Mannheim. Nach einigen verpassten Zielen geht die deutsche Handball-Nationalmannschaft nicht nur demütig, sondern auch rundum erneuert bei der Europameisterschaft an den Start. Ein echter Star fehlt diesem Team, in dem aber Talent und Begeisterung stecken. Ob das für eine Überraschung reicht?

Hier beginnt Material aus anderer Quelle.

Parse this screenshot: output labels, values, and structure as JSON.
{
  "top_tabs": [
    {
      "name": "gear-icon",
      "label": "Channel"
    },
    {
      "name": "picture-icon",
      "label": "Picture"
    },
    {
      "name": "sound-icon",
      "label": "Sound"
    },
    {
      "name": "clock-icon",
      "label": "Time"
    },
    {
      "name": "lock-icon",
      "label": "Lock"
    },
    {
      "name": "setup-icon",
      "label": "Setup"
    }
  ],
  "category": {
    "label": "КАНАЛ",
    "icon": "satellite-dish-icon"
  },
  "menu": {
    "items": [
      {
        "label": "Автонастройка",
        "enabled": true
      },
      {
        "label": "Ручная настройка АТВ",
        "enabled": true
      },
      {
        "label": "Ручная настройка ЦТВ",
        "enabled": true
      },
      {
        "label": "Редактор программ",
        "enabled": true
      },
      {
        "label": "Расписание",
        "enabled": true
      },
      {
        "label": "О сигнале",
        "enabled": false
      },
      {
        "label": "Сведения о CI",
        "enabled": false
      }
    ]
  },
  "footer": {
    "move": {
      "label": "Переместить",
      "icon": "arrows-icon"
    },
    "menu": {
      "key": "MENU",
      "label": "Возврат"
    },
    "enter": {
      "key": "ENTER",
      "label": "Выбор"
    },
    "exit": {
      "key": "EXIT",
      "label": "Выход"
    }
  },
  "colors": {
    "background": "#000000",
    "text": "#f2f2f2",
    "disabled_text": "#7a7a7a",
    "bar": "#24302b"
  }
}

Wenn die deutschen Handball-Nationalspieler in diesen Tagen in ihrem Teamquartier zum Essen zusammenkommen, hat das häufig etwas von einem gemütlichen Beisammensein. „Keiner verlässt hastig den Tisch, um sich schnell auf sein Zimmer zurückzuziehen“, berichtet Axel Kromer, der Sportvorstand des Deutschen Handballbundes (DHB). Stattdessen wird gesprochen und diskutiert, gemeinsam Kaffee getrunken, aufmerksam zugehört. Es ist ja auch irgendwie spannend. Sogar für einen so erfahrenen Haudegen wie Patrick Wiencek: „Die Hälfte der Mannschaft kannte ich vorher nicht. Wir haben uns eine Menge zu erzählen.“
Der deutsche EM-Kader
- Tor: Till Klimpke (HSG Wetzlar), Joel Birlehm (SC DHfK Leipzig), Andreas Wolff (Vive Kielce/Polen).
- Linksaußen: Lukas Mertens (SC Magdeburg), Marcel Schiller (Frisch Auf Göppingen).

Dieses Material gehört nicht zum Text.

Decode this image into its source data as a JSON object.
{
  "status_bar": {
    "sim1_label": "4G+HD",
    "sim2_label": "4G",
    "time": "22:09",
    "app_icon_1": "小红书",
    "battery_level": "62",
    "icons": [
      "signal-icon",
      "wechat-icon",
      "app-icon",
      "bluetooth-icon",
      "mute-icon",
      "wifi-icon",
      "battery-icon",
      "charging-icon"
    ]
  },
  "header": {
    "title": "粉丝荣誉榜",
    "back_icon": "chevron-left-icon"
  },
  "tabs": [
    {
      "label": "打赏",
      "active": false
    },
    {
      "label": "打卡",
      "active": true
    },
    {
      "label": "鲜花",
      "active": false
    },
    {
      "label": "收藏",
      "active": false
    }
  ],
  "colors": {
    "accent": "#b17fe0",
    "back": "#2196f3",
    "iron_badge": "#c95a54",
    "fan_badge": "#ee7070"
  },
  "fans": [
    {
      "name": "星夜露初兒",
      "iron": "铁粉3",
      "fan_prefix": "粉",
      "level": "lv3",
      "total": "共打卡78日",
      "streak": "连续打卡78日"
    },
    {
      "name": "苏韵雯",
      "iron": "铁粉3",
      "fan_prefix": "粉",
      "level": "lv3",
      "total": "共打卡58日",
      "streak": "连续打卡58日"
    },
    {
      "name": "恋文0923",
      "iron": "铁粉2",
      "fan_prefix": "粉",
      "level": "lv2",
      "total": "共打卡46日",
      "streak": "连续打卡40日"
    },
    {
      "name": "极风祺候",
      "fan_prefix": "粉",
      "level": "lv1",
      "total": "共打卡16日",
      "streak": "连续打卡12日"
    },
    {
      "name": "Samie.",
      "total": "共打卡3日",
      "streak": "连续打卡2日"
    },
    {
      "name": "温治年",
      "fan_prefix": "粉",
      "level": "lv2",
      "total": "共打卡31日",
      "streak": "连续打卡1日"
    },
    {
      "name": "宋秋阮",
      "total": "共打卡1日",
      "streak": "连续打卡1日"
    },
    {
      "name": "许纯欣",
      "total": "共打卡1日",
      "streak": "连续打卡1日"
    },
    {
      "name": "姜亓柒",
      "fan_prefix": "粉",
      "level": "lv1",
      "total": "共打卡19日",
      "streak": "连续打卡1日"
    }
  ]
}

- Rückraum links: Julius Kühn (MT Melsungen), Sebastian Heymann (Frisch Auf Göppingen).
- Rückraum Mitte: Julian Köster (VfL Gummersbach), Luca Witzke, Simon Ernst (beide SC DHfK Leipzig), Philipp Weber (SC Magdeburg).
- Rückraum rechts: Kai Häfner (MT Melsungen), Djibril M’Bengue (FC Porto/Portugal), Christoph Steinert (HC Erlangen).

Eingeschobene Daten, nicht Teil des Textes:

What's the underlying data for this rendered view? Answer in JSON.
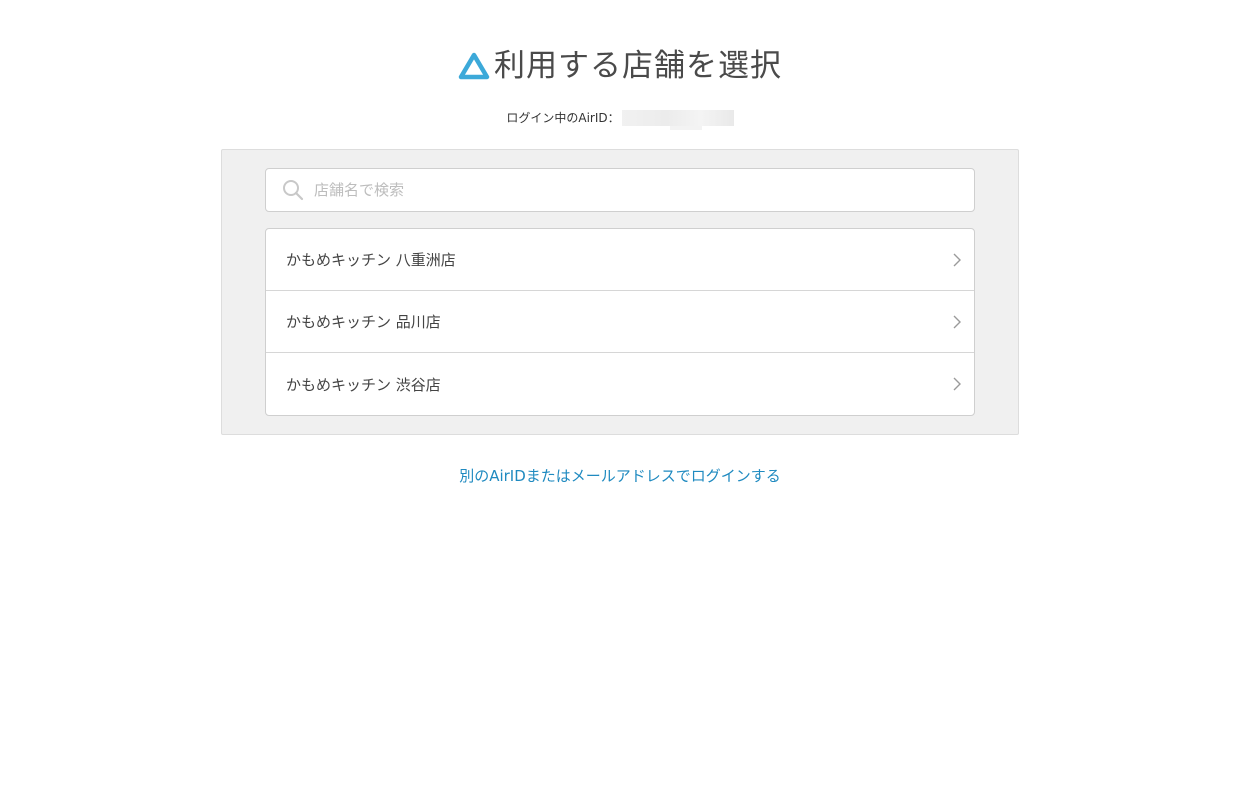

- Rechtsaußen: Timo Kastening (MT Melsungen), Lukas Zerbe (TBV Lemgo Lippe).
- Kreis: Johannes Golla (SG Flensburg-Handewitt), Patrick Wiencek (THW Kiel), Jannik Kohlbacher (Rhein-Neckar Löwen).
Der Kreisläufer vom Bundesliga-Meister THW Kiel ist mit 32 Jahren der älteste Spieler in der DHB-Auswahl, was für ihn ein „bisschen komisch“ sei. „Ich fühle mich wie der Opa“, sagt der Routinier mit Blick auf die neun Kollegen, die bei der EM in der Slowakei und in Ungarn vor ihrem Turnierdebüt stehen.
Spürbare Energie
Zu den Neuen gehört auch Torwart Joel Birlehm vom SC DHfK Leipzig, der in diesen Tagen Vater wird und als Nummer 3 zwischen den Pfosten erst einmal zurück in die Heimat reiste. Die Vorbereitungszeit in Großwallstadt hat ihn begeistert. „Ich habe mit Patrick Wiencek darüber gesprochen, wer in unserer bisherigen Laufbahn unsere besten Mitspieler waren. Patrick musste überlegen, ob er sich für Marcus Ahlm, Momir Ilic oder Filip Jicha entscheidet. Das ist ja Wahnsinn, mit wem der zusammengespielt hat. Und jetzt gehöre ich zum gleichen Team wie er“, staunt Birlehm. Oder besser gesagt: So richtig kann der künftige Torwart der Rhein-Neckar Löwen (ab 2023) noch gar nicht glauben, was da gerade passiert – und dass er ein Teil dieser stark verjüngen Auswahl ist, die durch Zusammenhalt und Aufbruchstimmung die fehlende Erfahrung ausgleichen will: „Wir haben eine tolle Energie im Team. Daraus kann etwas entstehen. Das ist ein Geben und Nehmen hier. Jeder kann davon profitieren, was gerade passiert.“ Übrigens auch die Routiniers, die sich laut Co-Trainer Erik Wudtke von der „gemeinsamen Vorfreude der Jungen auf das Turnier anstecken lassen“.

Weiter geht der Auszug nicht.